Александр Галич - Генеральная репетиция
Увидев меня с женой, он приветливо, хотя и несколько печально, улыбнулся, кивнул и сказал билетерам:
- Пропустите!
В толпе, томившейся у входа, раздались недовольные голоса:
- Почему это одних пускают, а других...
- Это АВТОР!
- Ну и что же?! - хрипло сказала какая-то девчушка.
И она была, разумеется, права! Что есть автор для театральных чиновников, как не докучливый недотепа, доставляющий лишние хлопоты начальству, обремененному и без того высокими, даже высочайшими государственными заботами? ( А тут, на тебе - читай пьесу, или того пуще трать драгоценное время, смотри спектакль и придумывай формулировки, на основании каковых следует этот спектакль запретить!
Так при чем же, спрашивается, автор?! Решительно ни при чем!

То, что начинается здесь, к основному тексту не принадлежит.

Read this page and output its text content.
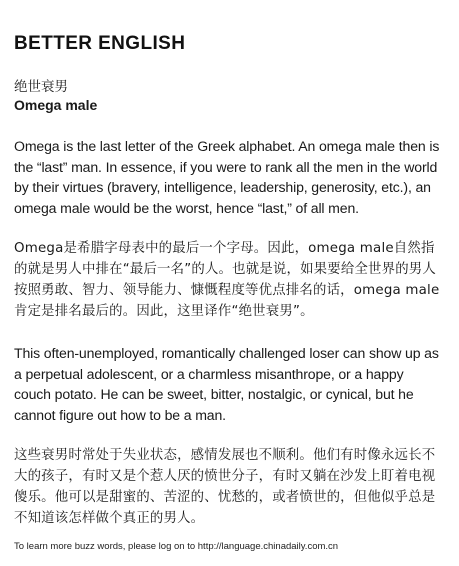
BETTER ENGLISH

绝世衰男

Omega male

Omega is the last letter of the Greek alphabet. An omega male then is the “last” man. In essence, if you were to rank all the men in the world by their virtues (bravery, intelligence, leadership, generosity, etc.), an omega male would be the worst, hence “last,” of all men.

Omega是希腊字母表中的最后一个字母。因此，omega male自然指的就是男人中排在“最后一名”的人。也就是说，如果要给全世界的男人按照勇敢、智力、领导能力、慷慨程度等优点排名的话，omega male肯定是排名最后的。因此，这里译作“绝世衰男”。

This often-unemployed, romantically challenged loser can show up as a perpetual adolescent, or a charmless misanthrope, or a happy couch potato. He can be sweet, bitter, nostalgic, or cynical, but he cannot figure out how to be a man.

这些衰男时常处于失业状态，感情发展也不顺利。他们有时像永远长不大的孩子，有时又是个惹人厌的愤世分子，有时又躺在沙发上盯着电视傻乐。他可以是甜蜜的、苦涩的、忧愁的，或者愤世的，但他似乎总是不知道该怎样做个真正的男人。

To learn more buzz words, please log on to http://language.chinadaily.com.cn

...Несколько лет спустя, мы с одним приятелем сочиним шуточную песню:
Мы поехали за город,
А за городом дожди,
А за городом заборы,
За заборами вожди!
Там - трава несмятая,
Дышится легко!
Там - конфеты мятные,
Птичье молоко!
За семью заборами,
За семью запорами,
Там - конфеты мятные,
Птичье молоко!
О упоение - величайшее из величайших! О непреходящая страсть и забота партийно-правительственных чиновников - создание и узаконение всякого рода неравенств и предпочтений, воздвигание заборов и навешивание табличек с надписью:
- "Посторонним вход воспрещен"!
- "Посторонним вход строго воспрещен"!
- "Посторонним вход строжайше воспрещен"!.. Я видел такую табличку, повешенную дирекцией какого-то военного санатория на воротах знаменитого парка в Гурзуфе. Я смотрел на эту табличку и с грустью думал, что Александр Сергеевич Пушкин, который, как известно, числился за гражданским ведомством, не мог бы гулять в наши дни по дорожкам своего любимого парка и, возможно, не знали бы мы с вами строк:
...Там некогда и я,
Сердечной муки полный...
Я никогда не забуду того сиротливо-тоскливого чувства, которое охватило меня, как только я переступил порог дверей, ведущих в зрительный зал. Верхняя люстра не горела, и в огромном помещении, рассчитанном тысячи на полторы мест, сидело человек пятнадцать, не больше. И еще усиливая ощущение сиротливости, стоял в зале какой-то непонятный и неприятный запах, словно в нем долго сушили плохо простиранное белье и курили скверный табак.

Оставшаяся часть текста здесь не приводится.